(director: Alan Scott Neal; screenwriter: Taylor Sardoni; cinematographer: Andrey Nikolaev; editor: Nathan Whiteside; music: Alan Palomo; cast: Jessica Belkin (Nancy Osborne), Jeremy Sisto (Edward Osborne), Sebastian Delascases (Cash), Michael Giannone (Coop), Taylor Kowalski (Jake Collins), Brian Wolfe (Jackson), Joji Otani-Hansen (Bobby), Sam Slater (), Jack DiFalco (Petey), Tara Raani (Tabitha), Christopher M. Lopes (Patsy), Doug Sakmann (Line Cook),  Glen Gould (Sheriff Brooks); Runtime: 81; MPAA Rating: NR; producers: Daniel Brandt, Cole Eckerle, Michael Giannone, Phil Keefe, Levon Panek, Taylor Sardoni, Sam Slater; Bad Grey/AC3 media-Burn Later Productions; 2023)

“It seems dumb, as if it could play as 1980s drive-in fare.”

Reviewed by Dennis Schwartz

Former casting maven Alan Scott Neal, in his first feature film, directs this bloody home invasion styled horror story, set over one night, that has an overcooked and twisty non-linear script by Taylor Sardoni. It seems dumb, as if it could play as 1980s drive-in fare.

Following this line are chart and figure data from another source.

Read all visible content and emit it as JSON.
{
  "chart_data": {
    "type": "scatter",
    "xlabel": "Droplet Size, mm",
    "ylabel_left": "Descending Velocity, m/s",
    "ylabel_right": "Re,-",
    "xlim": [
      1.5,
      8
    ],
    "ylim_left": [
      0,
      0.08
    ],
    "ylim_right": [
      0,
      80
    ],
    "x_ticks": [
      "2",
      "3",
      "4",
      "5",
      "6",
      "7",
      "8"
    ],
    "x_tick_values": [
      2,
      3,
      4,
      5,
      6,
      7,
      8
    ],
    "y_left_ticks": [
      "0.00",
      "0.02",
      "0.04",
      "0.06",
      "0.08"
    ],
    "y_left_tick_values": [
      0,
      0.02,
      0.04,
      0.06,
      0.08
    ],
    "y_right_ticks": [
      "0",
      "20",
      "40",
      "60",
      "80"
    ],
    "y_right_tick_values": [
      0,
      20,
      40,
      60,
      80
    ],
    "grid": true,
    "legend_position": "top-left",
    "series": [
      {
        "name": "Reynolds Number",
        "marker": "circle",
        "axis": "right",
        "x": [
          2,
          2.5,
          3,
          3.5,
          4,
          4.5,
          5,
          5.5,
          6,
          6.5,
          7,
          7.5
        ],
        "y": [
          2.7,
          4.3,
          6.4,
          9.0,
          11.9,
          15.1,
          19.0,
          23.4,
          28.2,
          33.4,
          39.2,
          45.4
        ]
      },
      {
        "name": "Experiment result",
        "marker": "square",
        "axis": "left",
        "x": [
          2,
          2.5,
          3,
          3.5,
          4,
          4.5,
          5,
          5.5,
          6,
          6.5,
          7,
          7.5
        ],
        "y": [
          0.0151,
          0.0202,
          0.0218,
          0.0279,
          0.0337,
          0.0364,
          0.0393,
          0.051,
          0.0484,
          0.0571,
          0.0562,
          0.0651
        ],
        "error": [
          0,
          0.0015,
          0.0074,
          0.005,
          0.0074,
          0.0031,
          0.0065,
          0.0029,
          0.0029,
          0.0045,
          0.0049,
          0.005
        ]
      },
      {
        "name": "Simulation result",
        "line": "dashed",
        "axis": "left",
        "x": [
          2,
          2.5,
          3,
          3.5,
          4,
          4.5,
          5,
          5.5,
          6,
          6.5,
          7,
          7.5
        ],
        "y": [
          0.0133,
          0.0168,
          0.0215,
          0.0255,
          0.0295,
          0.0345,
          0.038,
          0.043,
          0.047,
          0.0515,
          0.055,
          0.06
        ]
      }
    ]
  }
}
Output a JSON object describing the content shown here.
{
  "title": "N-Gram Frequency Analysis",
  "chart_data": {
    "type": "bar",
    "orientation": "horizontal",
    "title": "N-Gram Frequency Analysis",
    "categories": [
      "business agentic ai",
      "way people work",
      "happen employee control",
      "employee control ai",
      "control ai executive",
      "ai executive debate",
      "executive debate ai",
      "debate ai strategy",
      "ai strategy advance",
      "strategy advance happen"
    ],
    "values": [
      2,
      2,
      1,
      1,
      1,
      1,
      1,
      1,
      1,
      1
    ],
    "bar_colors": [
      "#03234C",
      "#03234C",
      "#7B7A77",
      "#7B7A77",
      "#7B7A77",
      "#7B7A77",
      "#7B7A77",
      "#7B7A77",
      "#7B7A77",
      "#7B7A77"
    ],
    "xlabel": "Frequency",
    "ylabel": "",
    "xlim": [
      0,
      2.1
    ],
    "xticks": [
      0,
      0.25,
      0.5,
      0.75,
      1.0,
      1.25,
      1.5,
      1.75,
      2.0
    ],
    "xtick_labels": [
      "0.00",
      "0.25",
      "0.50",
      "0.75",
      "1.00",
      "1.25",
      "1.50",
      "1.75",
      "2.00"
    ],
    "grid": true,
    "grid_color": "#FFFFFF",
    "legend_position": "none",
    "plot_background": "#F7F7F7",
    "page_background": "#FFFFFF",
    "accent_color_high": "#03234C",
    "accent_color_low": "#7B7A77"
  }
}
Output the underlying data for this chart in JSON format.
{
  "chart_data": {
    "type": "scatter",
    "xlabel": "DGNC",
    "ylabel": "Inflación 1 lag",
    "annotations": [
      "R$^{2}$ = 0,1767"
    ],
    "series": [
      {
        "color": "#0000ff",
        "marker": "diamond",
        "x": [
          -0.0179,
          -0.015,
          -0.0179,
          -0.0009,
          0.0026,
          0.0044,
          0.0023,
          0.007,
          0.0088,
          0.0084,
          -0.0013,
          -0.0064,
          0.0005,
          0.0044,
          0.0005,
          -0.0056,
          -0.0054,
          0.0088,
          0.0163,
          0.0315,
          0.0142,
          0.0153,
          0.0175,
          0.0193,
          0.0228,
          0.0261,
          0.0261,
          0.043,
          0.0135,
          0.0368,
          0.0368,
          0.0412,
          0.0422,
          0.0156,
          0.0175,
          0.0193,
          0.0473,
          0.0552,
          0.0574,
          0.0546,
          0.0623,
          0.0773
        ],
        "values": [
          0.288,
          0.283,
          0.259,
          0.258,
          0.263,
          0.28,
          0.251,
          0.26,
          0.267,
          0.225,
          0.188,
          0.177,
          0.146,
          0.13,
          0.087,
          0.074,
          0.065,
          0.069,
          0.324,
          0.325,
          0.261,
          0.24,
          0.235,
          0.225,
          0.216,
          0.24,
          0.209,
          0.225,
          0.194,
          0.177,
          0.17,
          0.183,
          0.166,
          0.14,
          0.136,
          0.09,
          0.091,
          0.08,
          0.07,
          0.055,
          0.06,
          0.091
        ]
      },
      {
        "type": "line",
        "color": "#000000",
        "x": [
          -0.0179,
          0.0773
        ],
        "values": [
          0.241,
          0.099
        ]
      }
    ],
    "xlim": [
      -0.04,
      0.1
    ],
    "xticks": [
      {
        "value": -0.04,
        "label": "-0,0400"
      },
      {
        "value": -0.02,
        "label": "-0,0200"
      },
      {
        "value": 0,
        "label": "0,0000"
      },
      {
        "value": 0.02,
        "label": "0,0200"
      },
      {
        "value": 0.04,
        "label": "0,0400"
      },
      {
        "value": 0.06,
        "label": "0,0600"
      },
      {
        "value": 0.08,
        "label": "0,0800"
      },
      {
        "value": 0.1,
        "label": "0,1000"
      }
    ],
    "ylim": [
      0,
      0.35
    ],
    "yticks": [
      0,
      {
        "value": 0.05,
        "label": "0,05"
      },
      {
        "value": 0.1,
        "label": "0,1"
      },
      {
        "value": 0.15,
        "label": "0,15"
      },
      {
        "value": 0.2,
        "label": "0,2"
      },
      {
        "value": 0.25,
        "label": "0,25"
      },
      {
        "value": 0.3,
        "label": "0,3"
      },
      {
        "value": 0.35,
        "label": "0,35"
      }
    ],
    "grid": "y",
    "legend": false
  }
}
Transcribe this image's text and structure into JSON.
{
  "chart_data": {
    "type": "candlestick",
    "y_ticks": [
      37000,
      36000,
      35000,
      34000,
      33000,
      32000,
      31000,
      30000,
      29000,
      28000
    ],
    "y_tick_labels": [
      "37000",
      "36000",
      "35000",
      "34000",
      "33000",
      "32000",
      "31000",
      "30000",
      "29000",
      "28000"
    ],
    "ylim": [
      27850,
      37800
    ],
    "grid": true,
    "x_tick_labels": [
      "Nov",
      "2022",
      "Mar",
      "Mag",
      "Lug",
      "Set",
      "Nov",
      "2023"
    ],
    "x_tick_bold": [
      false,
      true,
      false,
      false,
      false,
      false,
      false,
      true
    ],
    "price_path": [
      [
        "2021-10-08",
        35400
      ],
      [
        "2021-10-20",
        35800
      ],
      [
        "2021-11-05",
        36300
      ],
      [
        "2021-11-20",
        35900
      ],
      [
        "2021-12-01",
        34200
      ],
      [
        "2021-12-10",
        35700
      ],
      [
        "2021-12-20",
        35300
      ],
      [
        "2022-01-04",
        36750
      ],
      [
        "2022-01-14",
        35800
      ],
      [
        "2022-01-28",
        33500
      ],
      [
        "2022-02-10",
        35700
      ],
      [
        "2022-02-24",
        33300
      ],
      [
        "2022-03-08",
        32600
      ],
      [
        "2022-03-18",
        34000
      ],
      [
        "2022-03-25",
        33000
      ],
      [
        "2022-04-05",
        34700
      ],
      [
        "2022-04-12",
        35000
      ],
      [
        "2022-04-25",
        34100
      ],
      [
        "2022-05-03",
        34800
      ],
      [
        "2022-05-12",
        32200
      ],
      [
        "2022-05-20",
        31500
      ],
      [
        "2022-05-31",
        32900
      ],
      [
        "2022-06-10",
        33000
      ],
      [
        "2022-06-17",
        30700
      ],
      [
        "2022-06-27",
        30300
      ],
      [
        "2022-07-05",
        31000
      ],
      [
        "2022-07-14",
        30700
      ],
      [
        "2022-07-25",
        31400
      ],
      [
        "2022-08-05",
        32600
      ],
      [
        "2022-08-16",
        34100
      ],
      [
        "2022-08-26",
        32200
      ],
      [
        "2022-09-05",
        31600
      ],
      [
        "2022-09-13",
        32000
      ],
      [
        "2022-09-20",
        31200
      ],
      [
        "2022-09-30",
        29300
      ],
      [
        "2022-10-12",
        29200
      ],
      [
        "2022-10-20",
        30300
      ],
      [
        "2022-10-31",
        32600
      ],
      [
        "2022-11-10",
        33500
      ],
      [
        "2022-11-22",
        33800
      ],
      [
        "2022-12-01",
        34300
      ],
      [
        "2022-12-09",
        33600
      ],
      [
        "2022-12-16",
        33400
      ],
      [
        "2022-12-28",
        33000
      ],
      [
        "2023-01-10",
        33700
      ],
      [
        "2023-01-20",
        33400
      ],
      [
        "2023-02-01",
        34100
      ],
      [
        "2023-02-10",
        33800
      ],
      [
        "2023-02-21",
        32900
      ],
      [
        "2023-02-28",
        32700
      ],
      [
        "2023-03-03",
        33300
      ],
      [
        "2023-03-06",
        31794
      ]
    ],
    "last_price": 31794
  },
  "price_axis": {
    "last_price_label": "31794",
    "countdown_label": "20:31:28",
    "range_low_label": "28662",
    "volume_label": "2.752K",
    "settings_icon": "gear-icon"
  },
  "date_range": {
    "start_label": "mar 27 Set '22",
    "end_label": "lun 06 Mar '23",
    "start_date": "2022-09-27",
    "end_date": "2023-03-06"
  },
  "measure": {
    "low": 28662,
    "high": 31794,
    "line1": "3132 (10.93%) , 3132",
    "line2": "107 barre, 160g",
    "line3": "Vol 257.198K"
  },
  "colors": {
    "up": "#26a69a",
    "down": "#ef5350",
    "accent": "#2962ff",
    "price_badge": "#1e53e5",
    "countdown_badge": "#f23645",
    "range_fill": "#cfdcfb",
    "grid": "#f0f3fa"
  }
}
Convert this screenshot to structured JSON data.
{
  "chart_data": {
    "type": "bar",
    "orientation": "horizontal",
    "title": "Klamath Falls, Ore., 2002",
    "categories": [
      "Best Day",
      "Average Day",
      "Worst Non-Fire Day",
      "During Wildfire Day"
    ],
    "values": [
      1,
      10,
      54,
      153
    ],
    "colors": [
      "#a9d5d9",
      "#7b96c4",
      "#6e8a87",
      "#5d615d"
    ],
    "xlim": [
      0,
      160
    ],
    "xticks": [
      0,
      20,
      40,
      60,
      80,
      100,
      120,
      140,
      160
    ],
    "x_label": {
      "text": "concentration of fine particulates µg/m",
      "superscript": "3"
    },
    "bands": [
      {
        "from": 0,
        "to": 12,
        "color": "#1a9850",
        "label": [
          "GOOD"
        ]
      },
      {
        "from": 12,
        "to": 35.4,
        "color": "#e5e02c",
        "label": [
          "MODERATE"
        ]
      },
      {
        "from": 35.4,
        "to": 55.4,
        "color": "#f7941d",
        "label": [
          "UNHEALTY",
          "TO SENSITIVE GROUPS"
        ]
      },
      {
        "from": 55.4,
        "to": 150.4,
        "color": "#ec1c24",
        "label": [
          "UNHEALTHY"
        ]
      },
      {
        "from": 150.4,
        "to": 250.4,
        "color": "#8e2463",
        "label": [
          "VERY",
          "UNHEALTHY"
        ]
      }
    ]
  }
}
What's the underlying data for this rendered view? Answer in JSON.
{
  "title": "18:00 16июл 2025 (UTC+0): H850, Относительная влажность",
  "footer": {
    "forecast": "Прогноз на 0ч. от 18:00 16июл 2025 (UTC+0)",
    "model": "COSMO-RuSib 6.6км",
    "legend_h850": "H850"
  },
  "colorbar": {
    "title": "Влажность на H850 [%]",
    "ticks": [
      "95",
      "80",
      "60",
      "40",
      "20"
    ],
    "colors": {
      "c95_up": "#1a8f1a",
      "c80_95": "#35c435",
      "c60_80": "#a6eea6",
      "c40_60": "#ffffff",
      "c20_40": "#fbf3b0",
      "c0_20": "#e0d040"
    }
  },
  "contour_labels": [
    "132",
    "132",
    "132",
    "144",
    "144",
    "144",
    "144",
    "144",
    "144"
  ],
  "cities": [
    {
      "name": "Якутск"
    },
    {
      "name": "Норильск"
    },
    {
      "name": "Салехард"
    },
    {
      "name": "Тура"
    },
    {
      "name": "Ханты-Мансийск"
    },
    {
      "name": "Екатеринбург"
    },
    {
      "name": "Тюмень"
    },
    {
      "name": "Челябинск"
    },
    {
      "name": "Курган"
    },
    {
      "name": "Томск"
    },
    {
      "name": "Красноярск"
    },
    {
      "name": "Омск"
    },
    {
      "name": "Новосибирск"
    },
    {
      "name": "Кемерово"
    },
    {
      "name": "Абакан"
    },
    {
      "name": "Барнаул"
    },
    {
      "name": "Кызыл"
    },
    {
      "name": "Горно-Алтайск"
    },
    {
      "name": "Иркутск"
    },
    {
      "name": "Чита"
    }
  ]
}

Because her father Edward (Jeremy Sisto) owns the small-town roadside diner, the sharp-tongued and unlikable 20- year-old Nancy (Jessica Belkin) is the manager, who is upset to be working the night shift as her widowed dad leaves her in charge while he goes out on a date.

After clashing during the third shift with the hostile druggie cook Jake (Taylor Kowalski), supposedly her friend but who disobeys her. So in an angry moment she fires him. He gets the other male workers at the Fat Bottom Bistro, that include the soft-boy waiter Bobby (Joji Otani-Hansen), he’s the one who might have made Nancy pregnant, and the Down syndrome busboy Petey (Christopher M. Lopes), to walk-out with him in support.

The film opens with a 911 call by Jake saying the manager is bleeding badly and there are dead bodies strewn all over the diner.

Then flashing back 24 hours to do it again, as the low-budget film serves up the same meal (story) again. This filming technique, just to show the POV of the gang of attackers is not the same POV as Nancy’s, puts a damper on the story’s rhythm.

Trouble begins when four local dirt-bikers, looking for trouble, ride around the parking lot and enter the diner wearing Halloween masks. But as Nancy threatens to call the cops, the boys leave. But they soon return during the night as promised, with Nancy alone in the front and only the line-cook (Doug Sakmann) in the back grill.
Seeing Nancy use her wits to fight for her life was undercut by its questionable do-over filming technique.

It pretends to have something to say about random violence, as in a ham-fisted way it points out how easy it is for violence to kick-in to today’s thin-skinned America, where male toxicity reigns and things are dour because there’s a lack of empathy for others. It tells us in a simplistic way we have reached the “last straw,” and there’s hope if we only change our ways or fight back. Thereby we might survive and not have to accept violence as a fact of life.

The musical score by Alan Palomo and his electronic band Neon Indian, at least, keeps things buzzing with its cool synth-wave soundtrack.

It played at the Beyond Fest in Los Angeles.